I read on a tech blog that John McAfee, who is McAfee Antivirus inventor, use a phone to call an e-mail's sender to ask them if they sent them an e-mail, and if the e-mail contains links and file attachment before even opening the e-mail, and clicking on links and attachments. I bet, he probably also scans the e-mail for viruses and scam links with multiple virus and phishing scam scanners before he even clicks on it.

It is probably safest to physically contact e-mail users before opening their e-mails to prevent virus, and phishing scams from happening.
 
This is not going to help when I interview people for Gaming Reinvented. Cause I use Google Docs to track the interview, with the interviewee adding their answers in the blank spaces between questions.

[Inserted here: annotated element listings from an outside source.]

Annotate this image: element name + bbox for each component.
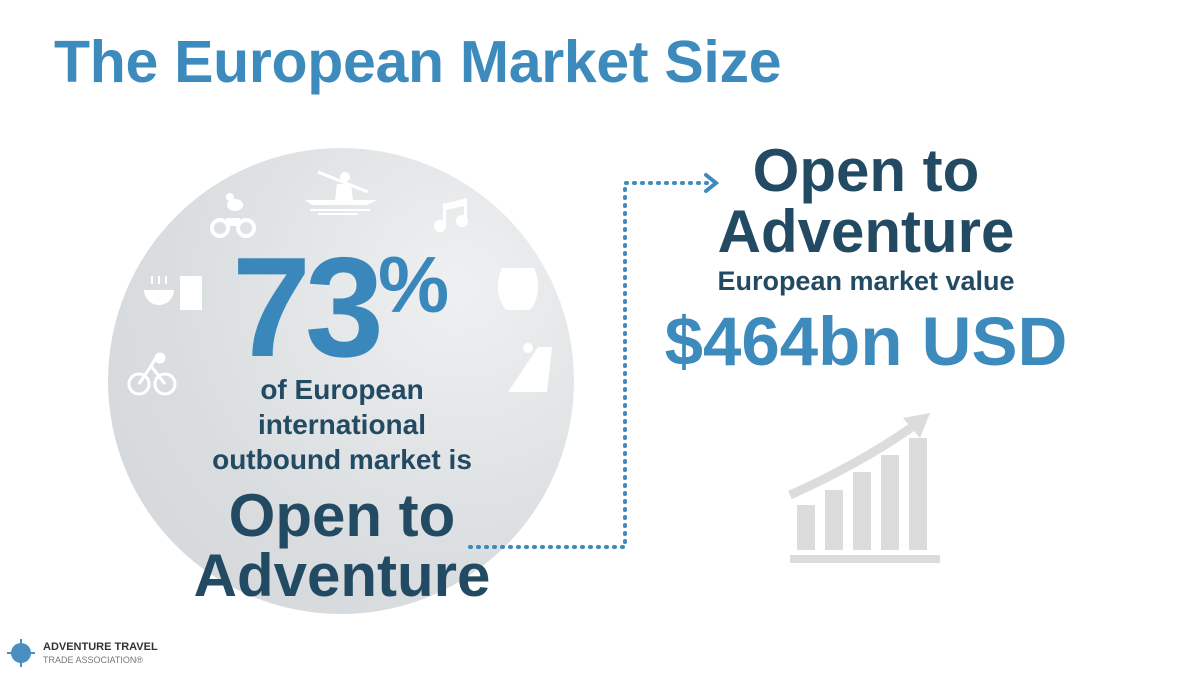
text: right headline: Open to bbox=[753, 137, 979, 204]
text: description: international bbox=[258, 409, 426, 440]
text: right headline bbox=[718, 137, 1014, 265]
icon: climber bbox=[508, 343, 552, 392]
logo bbox=[7, 639, 158, 667]
icon: cyclist bbox=[129, 354, 175, 394]
text: right headline: Adventure bbox=[718, 198, 1014, 265]
logo: ADVENTURE TRAVEL bbox=[43, 641, 158, 653]
icon: music bbox=[434, 198, 468, 232]
text: market value label: European market value bbox=[717, 266, 1015, 296]
icon: pot bbox=[498, 268, 538, 310]
icon: growth chart bbox=[788, 413, 940, 563]
icon: bowl bbox=[144, 276, 202, 310]
panel: circle bbox=[108, 148, 574, 614]
icon: binoculars bird bbox=[212, 193, 254, 236]
text: description: of European bbox=[260, 374, 424, 405]
title: The European Market Size bbox=[54, 29, 781, 95]
stat: 73%: 73% bbox=[232, 228, 449, 387]
stat: $464bn: $464bn USD bbox=[665, 303, 1067, 380]
text: Open to Adventure: Open to bbox=[229, 482, 455, 549]
text: Open to Adventure: Adventure bbox=[194, 542, 490, 609]
icon: kayak bbox=[305, 172, 377, 214]
logo: TRADE ASSOCIATION® bbox=[43, 655, 143, 665]
text: description: outbound market is bbox=[212, 444, 472, 475]
text: description bbox=[212, 374, 472, 475]
text: Open to Adventure bbox=[194, 482, 490, 609]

Unfortunately, this scam means that people might look at the whole deal and think of it as too risky. Thanks scammer guys...

maybe just use a MS word doc instead?
 
maybe just use a MS word doc instead?

Using PM private messaging for interviews may also be an option where you send users a list of question to fill out, and they copy and paste the questions which they answered as a reply. There may also be forum mods which let you make forms for people to fill out for interviews for mod, and admin positions on the forum.

Newer MS Word document files sometimes have incompatibility problems where you can't open a Word 2007 .docx file with Word 2003 and earlier version of Word. Word files had Macro viruses which can infect a PC if the antivirus can't stop the infection, so some people don't like opening Word files unless they have no choice because their boss or classmate sent them a Word file to work on.
 
They can try, but my email is full of spam anyway so they won't find anything useful there. I haven't used it to send anything from messages to documents in years, so I'm pretty sure I'll be fine if the world's email system gets into the hands of hackers and terrorists or whatever.